Kendisinin bunu severek kabul ettiğini bildikleri için, izin almaya ihtiyaç duymazlardı.

Misafire ikramı çok sevip, hizmeti de bizat kendisi yapardı. Kendisine bir misafir geldiği zaman, misafirin yanında ve memleketinde bulunmayan bir şey ile ikramda bulunmaya çalışırdı.

Sadaka-ı fıtr olarak vereceği yiyecek maddesini iyice temizler ve kaba doldurarak verirdi.

Birine;

-“Nasılsın, Ne haldesin?” diye sorduğunda

Adam da;

-“Ne halde olacağım, ailesi kalabalık olan, parası olmayan ve üstelik BEŞYÜZ DİRHEM BORCU BULUNAN BİR ADAMIN HALI NASIL OLUR?” Diye cevab verdi.

İbn-i Sirin (r.a.) hiç konuşmadan hemen evine gitti. Bin dirhem alıp, adama götürerek;

-“Al, beşyüz dirhemi borcuna ve beşyüz dirhemi de çoluk çocuğuna harcarsın.” Dedi.

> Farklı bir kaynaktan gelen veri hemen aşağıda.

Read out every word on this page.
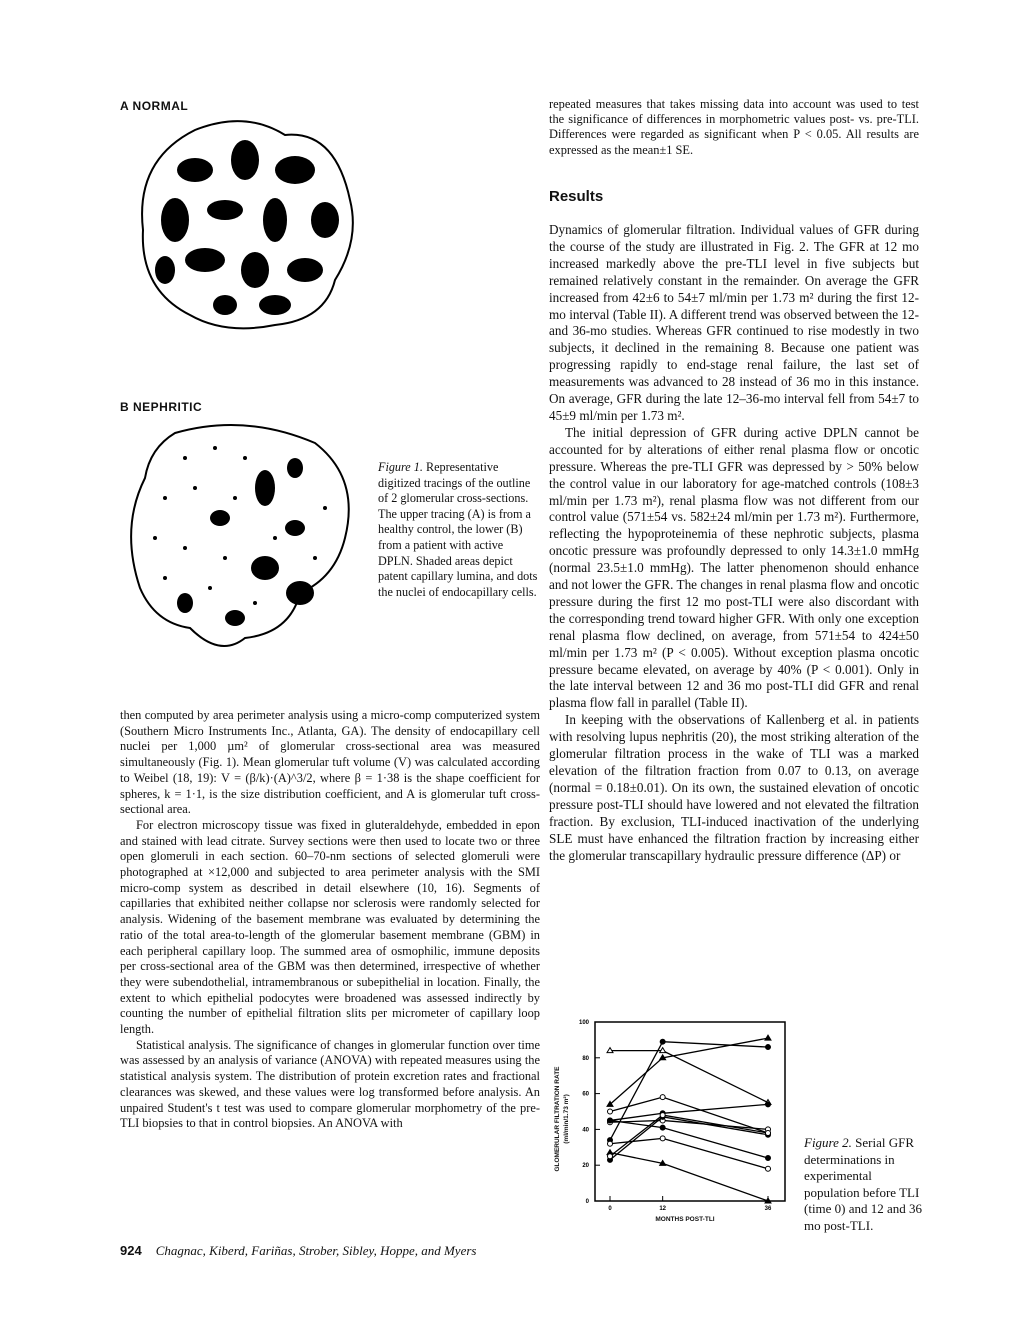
A NORMAL
B NEPHRITIC
Figure 1. Representative digitized tracings of the outline of 2 glomerular cross-sections. The upper tracing (A) is from a healthy control, the lower (B) from a patient with active DPLN. Shaded areas depict patent capillary lumina, and dots the nuclei of endocapillary cells.

then computed by area perimeter analysis using a micro-comp computerized system (Southern Micro Instruments Inc., Atlanta, GA). The density of endocapillary cell nuclei per 1,000 µm² of glomerular cross-sectional area was measured simultaneously (Fig. 1). Mean glomerular tuft volume (V) was calculated according to Weibel (18, 19): V = (β/k)·(A)^3/2, where β = 1·38 is the shape coefficient for spheres, k = 1·1, is the size distribution coefficient, and A is glomerular tuft cross-sectional area.

For electron microscopy tissue was fixed in gluteraldehyde, embedded in epon and stained with lead citrate. Survey sections were then used to locate two or three open glomeruli in each section. 60–70-nm sections of selected glomeruli were photographed at ×12,000 and subjected to area perimeter analysis with the SMI micro-comp system as described in detail elsewhere (10, 16). Segments of capillaries that exhibited neither collapse nor sclerosis were randomly selected for analysis. Widening of the basement membrane was evaluated by determining the ratio of the total area-to-length of the glomerular basement membrane (GBM) in each peripheral capillary loop. The summed area of osmophilic, immune deposits per cross-sectional area of the GBM was then determined, irrespective of whether they were subendothelial, intramembranous or subepithelial in location. Finally, the extent to which epithelial podocytes were broadened was assessed indirectly by counting the number of epithelial filtration slits per micrometer of capillary loop length.

Statistical analysis. The significance of changes in glomerular function over time was assessed by an analysis of variance (ANOVA) with repeated measures using the statistical analysis system. The distribution of protein excretion rates and fractional clearances was skewed, and these values were log transformed before analysis. An unpaired Student's t test was used to compare glomerular morphometry of the pre-TLI biopsies to that in control biopsies. An ANOVA with

repeated measures that takes missing data into account was used to test the significance of differences in morphometric values post- vs. pre-TLI. Differences were regarded as significant when P < 0.05. All results are expressed as the mean±1 SE.

Results

Dynamics of glomerular filtration. Individual values of GFR during the course of the study are illustrated in Fig. 2. The GFR at 12 mo increased markedly above the pre-TLI level in five subjects but remained relatively constant in the remainder. On average the GFR increased from 42±6 to 54±7 ml/min per 1.73 m² during the first 12-mo interval (Table II). A different trend was observed between the 12- and 36-mo studies. Whereas GFR continued to rise modestly in two subjects, it declined in the remaining 8. Because one patient was progressing rapidly to end-stage renal failure, the last set of measurements was advanced to 28 instead of 36 mo in this instance. On average, GFR during the late 12–36-mo interval fell from 54±7 to 45±9 ml/min per 1.73 m².

The initial depression of GFR during active DPLN cannot be accounted for by alterations of either renal plasma flow or oncotic pressure. Whereas the pre-TLI GFR was depressed by > 50% below the control value in our laboratory for age-matched controls (108±3 ml/min per 1.73 m²), renal plasma flow was not different from our control value (571±54 vs. 582±24 ml/min per 1.73 m²). Furthermore, reflecting the hypoproteinemia of these nephrotic subjects, plasma oncotic pressure was profoundly depressed to only 14.3±1.0 mmHg (normal 23.5±1.0 mmHg). The latter phenomenon should enhance and not lower the GFR. The changes in renal plasma flow and oncotic pressure during the first 12 mo post-TLI were also discordant with the corresponding trend toward higher GFR. With only one exception renal plasma flow declined, on average, from 571±54 to 424±50 ml/min per 1.73 m² (P < 0.005). Without exception plasma oncotic pressure became elevated, on average by 40% (P < 0.001). Only in the late interval between 12 and 36 mo post-TLI did GFR and renal plasma flow fall in parallel (Table II).

In keeping with the observations of Kallenberg et al. in patients with resolving lupus nephritis (20), the most striking alteration of the glomerular filtration process in the wake of TLI was a marked elevation of the filtration fraction from 0.07 to 0.13, on average (normal = 0.18±0.01). On its own, the sustained elevation of oncotic pressure post-TLI should have lowered and not elevated the filtration fraction. By exclusion, TLI-induced inactivation of the underlying SLE must have enhanced the filtration fraction by increasing either the glomerular transcapillary hydraulic pressure difference (ΔP) or

0
20
40
60
80
100
0	12	36
GLOMERULAR FILTRATION RATE (ml/min/1.73 m²)
MONTHS POST-TLI
Figure 2. Serial GFR determinations in experimental population before TLI (time 0) and 12 and 36 mo post-TLI.
924 Chagnac, Kiberd, Fariñas, Strober, Sibley, Hoppe, and Myers
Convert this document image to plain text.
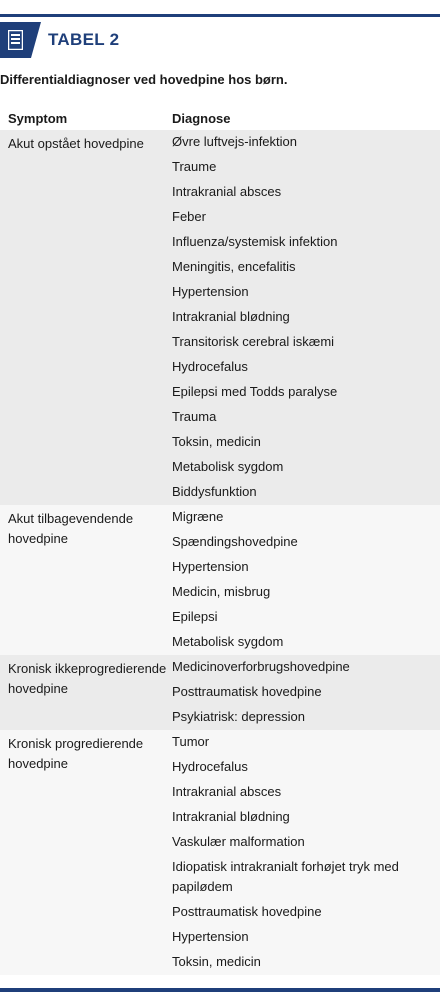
TABEL 2
Differentialdiagnoser ved hovedpine hos børn.
Symptom	Diagnose
Akut opstået hovedpine	Øvre luftvejs-infektion
Traume
Intrakranial absces
Feber
Influenza/systemisk infektion
Meningitis, encefalitis
Hypertension
Intrakranial blødning
Transitorisk cerebral iskæmi
Hydrocefalus
Epilepsi med Todds paralyse
Trauma
Toksin, medicin
Metabolisk sygdom
Biddysfunktion
Akut tilbagevendende hovedpine
Migræne
Spændingshovedpine
Hypertension
Medicin, misbrug
Epilepsi
Metabolisk sygdom
Kronisk ikkeprogredierende hovedpine
Medicinoverforbrugshovedpine
Posttraumatisk hovedpine
Psykiatrisk: depression
Kronisk progredierende hovedpine
Tumor
Hydrocefalus
Intrakranial absces
Intrakranial blødning
Vaskulær malformation
Idiopatisk intrakranialt forhøjet tryk med papilødem
Posttraumatisk hovedpine
Hypertension
Toksin, medicin
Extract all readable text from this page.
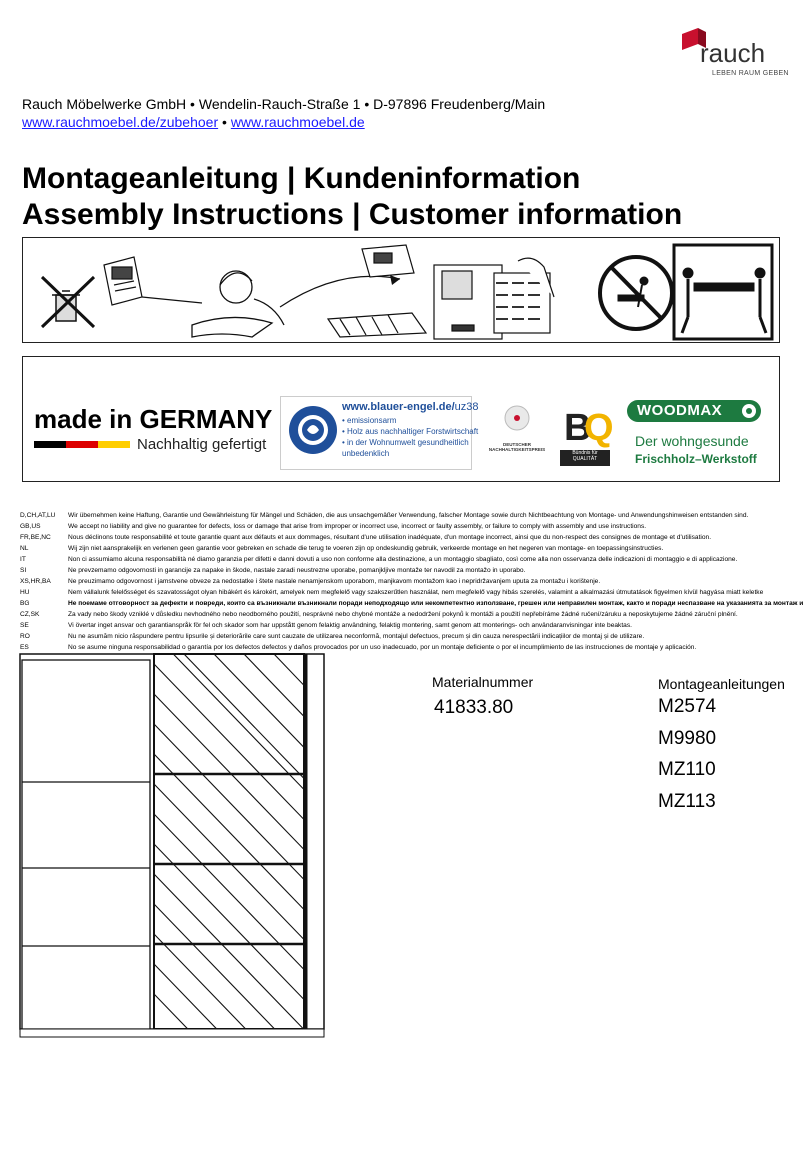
rauch
LEBEN RAUM GEBEN
Rauch Möbelwerke GmbH • Wendelin-Rauch-Straße 1 • D-97896 Freudenberg/Main
www.rauchmoebel.de/zubehoer • www.rauchmoebel.de
Montageanleitung | Kundeninformation
Assembly Instructions | Customer information
made in GERMANY
Nachhaltig gefertigt
www.blauer-engel.de/uz38
• emissionsarm
• Holz aus nachhaltiger Forstwirtschaft
• in der Wohnumwelt gesundheitlich
unbedenklich
DEUTSCHER NACHHALTIGKEITSPREIS
B
Q
Bündnis für QUALITÄT
WOODMAX
Der wohngesunde
Frischholz–Werkstoff
D,CH,AT,LU	Wir übernehmen keine Haftung, Garantie und Gewährleistung für Mängel und Schäden, die aus unsachgemäßer Verwendung, falscher Montage sowie durch Nichtbeachtung von Montage- und Anwendungshinweisen entstanden sind.
GB,US	We accept no liability and give no guarantee for defects, loss or damage that arise from improper or incorrect use, incorrect or faulty assembly, or failure to comply with assembly and use instructions.
FR,BE,NC	Nous déclinons toute responsabilité et toute garantie quant aux défauts et aux dommages, résultant d'une utilisation inadéquate, d'un montage incorrect, ainsi que du non-respect des consignes de montage et d'utilisation.
NL	Wij zijn niet aansprakelijk en verlenen geen garantie voor gebreken en schade die terug te voeren zijn op ondeskundig gebruik, verkeerde montage en het negeren van montage- en toepassingsinstructies.
IT	Non ci assumiamo alcuna responsabilità né diamo garanzia per difetti e danni dovuti a uso non conforme alla destinazione, a un montaggio sbagliato, così come alla non osservanza delle indicazioni di montaggio e di applicazione.
SI	Ne prevzemamo odgovornosti in garancije za napake in škode, nastale zaradi neustrezne uporabe, pomanjkljive montaže ter navodil za montažo in uporabo.
XS,HR,BA	Ne preuzimamo odgovornost i jamstvene obveze za nedostatke i štete nastale nenamjenskom uporabom, manjkavom montažom kao i nepridržavanjem uputa za montažu i korištenje.
HU	Nem vállalunk felelősséget és szavatosságot olyan hibákért és károkért, amelyek nem megfelelő vagy szakszerűtlen használat, nem megfelelő vagy hibás szerelés, valamint a alkalmazási útmutatások figyelmen kívül hagyása miatt keletke
BG	Не поемаме отговорност за дефекти и повреди, които са възникнали възникнали поради неподходящо или некомпетентно използване, грешен или неправилен монтаж, както и поради неспазване на указанията за монтаж и
CZ,SK	Za vady nebo škody vzniklé v důsledku nevhodného nebo neodborného použití, nesprávné nebo chybné montáže a nedodržení pokynů k montáži a použití nepřebíráme žádné ručení/záruku a neposkytujeme žádné záruční plnění.
SE	Vi övertar inget ansvar och garantianspråk för fel och skador som har uppstått genom felaktig användning, felaktig montering, samt genom att monterings- och användaranvisningar inte beaktas.
RO	Nu ne asumăm nicio răspundere pentru lipsurile și deteriorările care sunt cauzate de utilizarea neconformă, montajul defectuos, precum și din cauza nerespectării indicațiilor de montaj și de utilizare.
ES	No se asume ninguna responsabilidad o garantía por los defectos defectos y daños provocados por un uso inadecuado, por un montaje deficiente o por el incumplimiento de las instrucciones de montaje y aplicación.
Materialnummer
41833.80
Montageanleitungen
M2574
M9980
MZ110
MZ113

İbn-i Sirin (r.a.) hemen ilave etti;

-“Bundan sonra ben hiç kimsenin halini sormam ve kimseye ‘nasılsın’ demiyeceğim.”

Ya’ni soracağı kimsenin derdi ile alakadar olamıyacaksa nasıl yapacağını demek istedi.

Vefatinda otuzbin dirhem olan borcunu oğlu Abdullah ödedi.

Devam edecek…

İslam âlimleri ansiklopedisi

Allah-u Teâlâ hazretleri (c.c.) Bizleri ve sizleri İbn-i Sirin (Radiyallah-u anhu) hurmetine günahlarımızı afv eylesin. Amin

Fuad Yusufoğlu

Girnavas şelalesi (Nusaybin)

İbn-i Sirin (Radiyallah-u anh)- 8

İbn-i Sirin (r.a.) bir defasında, kefil olduğu kimse ve kendisi bocu ödeyemeyince hapsettiler.

Akşam olunca zindancı onu serbest bırakmak istedi Ve;

-“Şimdi evine git! Sabah erken gelirsin.” Dedi.

İbn-i Sirin (r.a.) Bu teklifi beğenmedi vazifesini tam yapmasını istedi. Ve;

-“SANA VERİLEN VAZİFEYE HİYANET ETMEK SÛRETİYLE, BANA İYİLİK ETME!” Buyurdu.

Hapisteyken, Enes Bin Mâlik (r.a.) vefat edince, vasiyet üzerine hapishaneden çıkarılıp, cenaza namazını kıldırdı.

İbn-i Sirin (r.a.) yanında ölümden bahsedildiği vakit kas katı kesilir ve bütün a’zaları haraketsizleşirdi. Hastalık hâlinde tamamen Allah-u Teâlâ’ya müteveccih bulunurdu.

Vefatından önceki hastalığında ziyaretçilerin;

-“Nasılsınız?” sualine karşılık;

-“Şiddetli bir belâ içindeyim. Acıkıyorum, yiyemiyorum. Susuyorum, kana kana su içemiyorum. Uzun müddet uyuyorum, fakat biraz uyuklamadaki zevki dahi bulamiyorum.” Cevabını vererek DUA İSTERDİ.

İbn-i Sirin (r.a.) Sıdk Hakkında;

-“Kibar bir kimse için söz, yalana ihtiyaç göstermiyecek derecede geniştir.” Buyurdu.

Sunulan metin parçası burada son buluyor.